How can I allow a standalone page to access WordPress functions without including/requiring wp_load or wp_config?
I am developing a plugin and need to allow access to the WP database on a standalone php page. This page is a simply curl request that returns a full HTML page to display. For context, the plugin is a list of jobs from an API that then need to link to the full job ad (a full HTML page).
The code I currently have is this (in a jobad.php page):
$root = dirname(dirname(dirname(dirname(dirname(__FILE__)))));
if (file_exists($root.'/wp-load.php')) {
require_once($root.'/wp-load.php');
}
This is the code that I pulled from every answer I have found on how to accomplish this. Including from wordpress.org's own forums.
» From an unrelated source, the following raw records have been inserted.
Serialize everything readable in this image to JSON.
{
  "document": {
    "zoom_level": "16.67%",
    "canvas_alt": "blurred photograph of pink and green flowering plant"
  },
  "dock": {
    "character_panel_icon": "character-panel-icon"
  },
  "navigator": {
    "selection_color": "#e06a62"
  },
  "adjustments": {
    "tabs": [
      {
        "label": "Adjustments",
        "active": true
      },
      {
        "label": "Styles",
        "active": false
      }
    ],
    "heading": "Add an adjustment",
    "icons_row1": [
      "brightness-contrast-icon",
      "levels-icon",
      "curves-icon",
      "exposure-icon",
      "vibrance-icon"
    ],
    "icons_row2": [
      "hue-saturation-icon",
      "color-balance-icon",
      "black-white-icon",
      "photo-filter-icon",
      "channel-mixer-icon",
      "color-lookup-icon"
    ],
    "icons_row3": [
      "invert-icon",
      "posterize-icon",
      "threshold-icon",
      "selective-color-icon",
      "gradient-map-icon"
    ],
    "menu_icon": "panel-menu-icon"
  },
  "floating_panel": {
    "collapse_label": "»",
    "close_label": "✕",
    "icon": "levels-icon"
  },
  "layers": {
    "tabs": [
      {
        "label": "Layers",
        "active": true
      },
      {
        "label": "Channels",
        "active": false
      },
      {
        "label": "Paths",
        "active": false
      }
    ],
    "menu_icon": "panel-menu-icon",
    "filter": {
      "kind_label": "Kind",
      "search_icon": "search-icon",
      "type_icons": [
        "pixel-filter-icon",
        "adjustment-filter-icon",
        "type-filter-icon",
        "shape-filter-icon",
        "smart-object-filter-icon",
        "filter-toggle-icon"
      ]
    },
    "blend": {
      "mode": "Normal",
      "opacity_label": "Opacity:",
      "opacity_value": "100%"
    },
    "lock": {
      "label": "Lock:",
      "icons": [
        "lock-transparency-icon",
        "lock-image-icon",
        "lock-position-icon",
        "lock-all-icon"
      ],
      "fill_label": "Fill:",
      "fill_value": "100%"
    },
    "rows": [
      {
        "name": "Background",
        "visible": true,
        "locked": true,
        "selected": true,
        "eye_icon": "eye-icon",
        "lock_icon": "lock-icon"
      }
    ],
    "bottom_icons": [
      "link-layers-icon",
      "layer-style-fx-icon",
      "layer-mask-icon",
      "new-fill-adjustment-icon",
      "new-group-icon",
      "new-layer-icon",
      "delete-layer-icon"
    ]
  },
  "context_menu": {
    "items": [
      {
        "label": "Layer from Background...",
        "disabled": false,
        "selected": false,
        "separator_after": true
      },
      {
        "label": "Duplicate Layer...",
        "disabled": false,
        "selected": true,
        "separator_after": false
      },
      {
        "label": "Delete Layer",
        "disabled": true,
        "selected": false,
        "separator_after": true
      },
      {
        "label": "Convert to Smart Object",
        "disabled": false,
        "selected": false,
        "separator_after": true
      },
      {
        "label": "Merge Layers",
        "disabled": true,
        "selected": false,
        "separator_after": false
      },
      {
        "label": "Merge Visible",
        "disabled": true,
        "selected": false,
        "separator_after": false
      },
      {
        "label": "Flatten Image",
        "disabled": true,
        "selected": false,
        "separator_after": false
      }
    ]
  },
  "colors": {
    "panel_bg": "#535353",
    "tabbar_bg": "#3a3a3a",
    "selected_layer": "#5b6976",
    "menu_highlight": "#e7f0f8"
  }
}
From this stackoverflow answer, for example: Using WPDB in standalone script?
It works fine, but when I tried to submit the plugin to the WP directory, the plugin was rejected for including wp_load.php in this way. It makes sense why not to, but I cannot find any other way to make the file work within WordPress.
The outcome I need
From a list generated by a shortcode, each item has a link that will return a full HTML page. This HTML page is returned as a cURL response--not a URL (or I could just have each link drive an iframe). For context, I am building the link this way
$job_ad_link = plugins_url( 'includes/jobad.php' , dirname(__FILE__) );
$job_id = //id from database;
<a href="'.$job_ad_link.'?sgjobid='.$job_id.'">link</a>
Thus calling jobad.php will run the cURL function for the correct job_id and display the cURL response. I can run the cURL as AJAX and avoid this problem, but because it is a full HTML page, I cannot simply return the cURL in a div. In an iframe is awkward and iffy and I would rather not use it (and have had no success in trying).
For clarification, the response from WordPress:
Including wp-config.php, wp-blog-header.php, wp-load.php, or pretty much any other WordPress > core file that you have to call directly via an include is not a good idea and we cannot > approve a plugin that does so unless it has a very good reason to load the file(s). It is > prone to failure since not all WordPress installs have the exact same file structure.